Tuition strategies for when your family has leftover funds in 529 college savings plans — or when you are planning ahead for your own professional development.
John Madison’s story isn’t typical. When the time came to pay for his daughters’ college education, the Virginia-based certified public accountant found himself with a surplus in their 529 plans. Assuming that his youngest child doesn’t use the remaining funds, Madison has his own plans.
“I’ve already begun researching additional professional education and certifications,” he says. “Many universities and colleges offer certificate programs that would enhance my knowledge, and I could transfer my daughters unused 529 balance to an account on which I am the beneficiary.”
The national cost of postsecondary education is rising, but there’s good news for Washington residents: In-state tuition and fees have decreased 16 percent over the last five years, according to data from College Board’s “Trends in College Pricing 2017” report, potentially easing the financial burden of pursuing a graduate degree or continuing education as a working adult. Even so, the average price tag for Washington students for the 2017-18 school year was around $10,000, and a 529 college savings plan can help to offset the costs.
What is a 529 savings plan?
A 529 savings plan is an investment vehicle used for qualified education expenses, similar to an IRA or 401(k) but for college savings. In a 529 plan, the risk is borne by the investor.
While usually aimed at helping parents plan for their child’s education, any investor who is at least 18 years old and has a Social Security number may open an account for themselves or a relative. The main benefit of a 529 plan is the tax break: The Internal Revenue Service notes that 529 earnings made with after-tax contributions are not federally taxed, and Washington residents are not subject to state tax. Morningstar, an investment research company, provides annual ratings for 529 savings plans based on a variety of performance factors. (Visit goo.gl/HmLrFn for the 2017 ratings.)
Earlier this year, Gov. Jay Inslee signed into law a bill that will allow investors in the state’s Guaranteed Education Tuition (GET) fund to roll their accounts over into the state’s new 529 college investment plan, called DreamAhead.
Becoming the beneficiary
In addition to the tax benefits, an attractive feature of 529 savings is the plan owner’s ability to change beneficiaries — usually once a year — to another family member or even to themselves. For parents whose children have completed college or chosen not to attend, using the remaining funds is an option, but not one that Robin Tan, a Kirkland-based certified financial planner, sees utilized.

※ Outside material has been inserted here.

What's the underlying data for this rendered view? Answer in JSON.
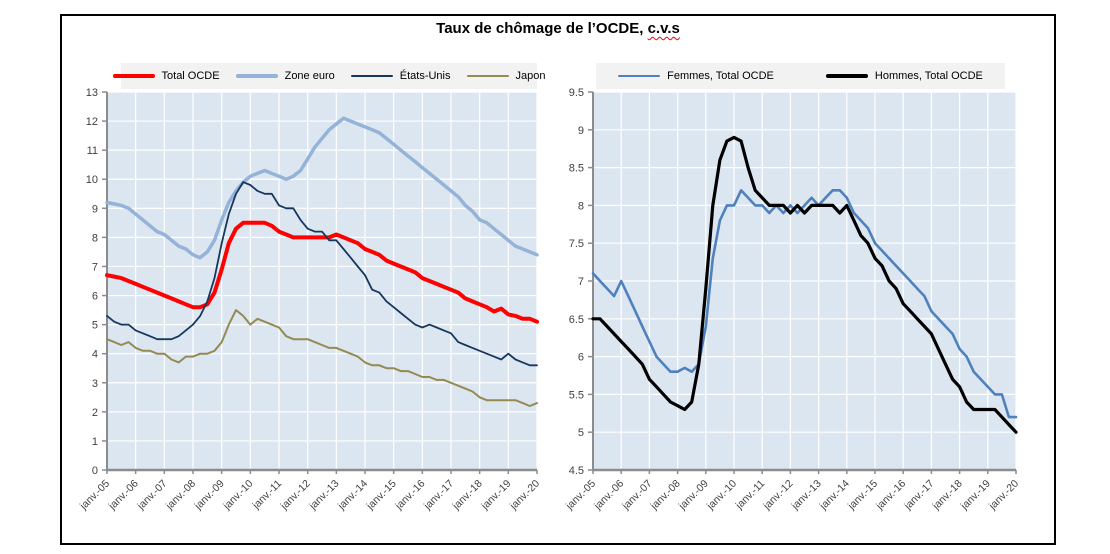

“I have seen leftover 529 funds, but that doesn’t happen very often. And in the situations where there were leftover funds, the parents haven’t used them,” Tan says.
“Not using funds isn’t that rare, especially for wealthy families,” Tan said. “Some of them fund 529 plans with the intention of passing them down from generation to generation because they grow tax-free.”
While leaving an inheritance is tempting for close-knit families, employment trends point to the benefits of continuing education. According to a 2017 CareerBuilder survey, 33 percent of employers are hiring candidates with master’s degrees for roles that were once held by those with four-year degrees.
“As a society, we’ve entered a new world of work where job requirements are constantly changing and the need to upskill is a must,” says Rovy Branon, vice provost of the University of Washington’s Continuum College.
It’s important to consider how using 529 funds today could improve career prospects and income growth.
Opening a new account
Professionals who want to further their education can open a new 529 account, an option that Tan says requires time and foresight. “If you’re in your 30s and say, ‘Well, when I’m 45 I’m going to pursue my MBA,’ it’s worthwhile in that situation, but most people don’t think that way.” he says. “Let’s say you put $20,000 into a 529 plan and you need it in three years. You wouldn’t put all your money into an aggressive stock mutual fund because if the stock market were to drop, say, 20 percent in the second year, then the money you had for college is down. And while you might get a tax break, that only applies to 529 earnings, and you might not have any after only three years.”
Tan recommends an investment period of at least seven years to encourage growth with allocated funds, much like investing in a 401(k) retirement plan. “The 529 plan is just a vessel; it’s what you put into it that’s important.”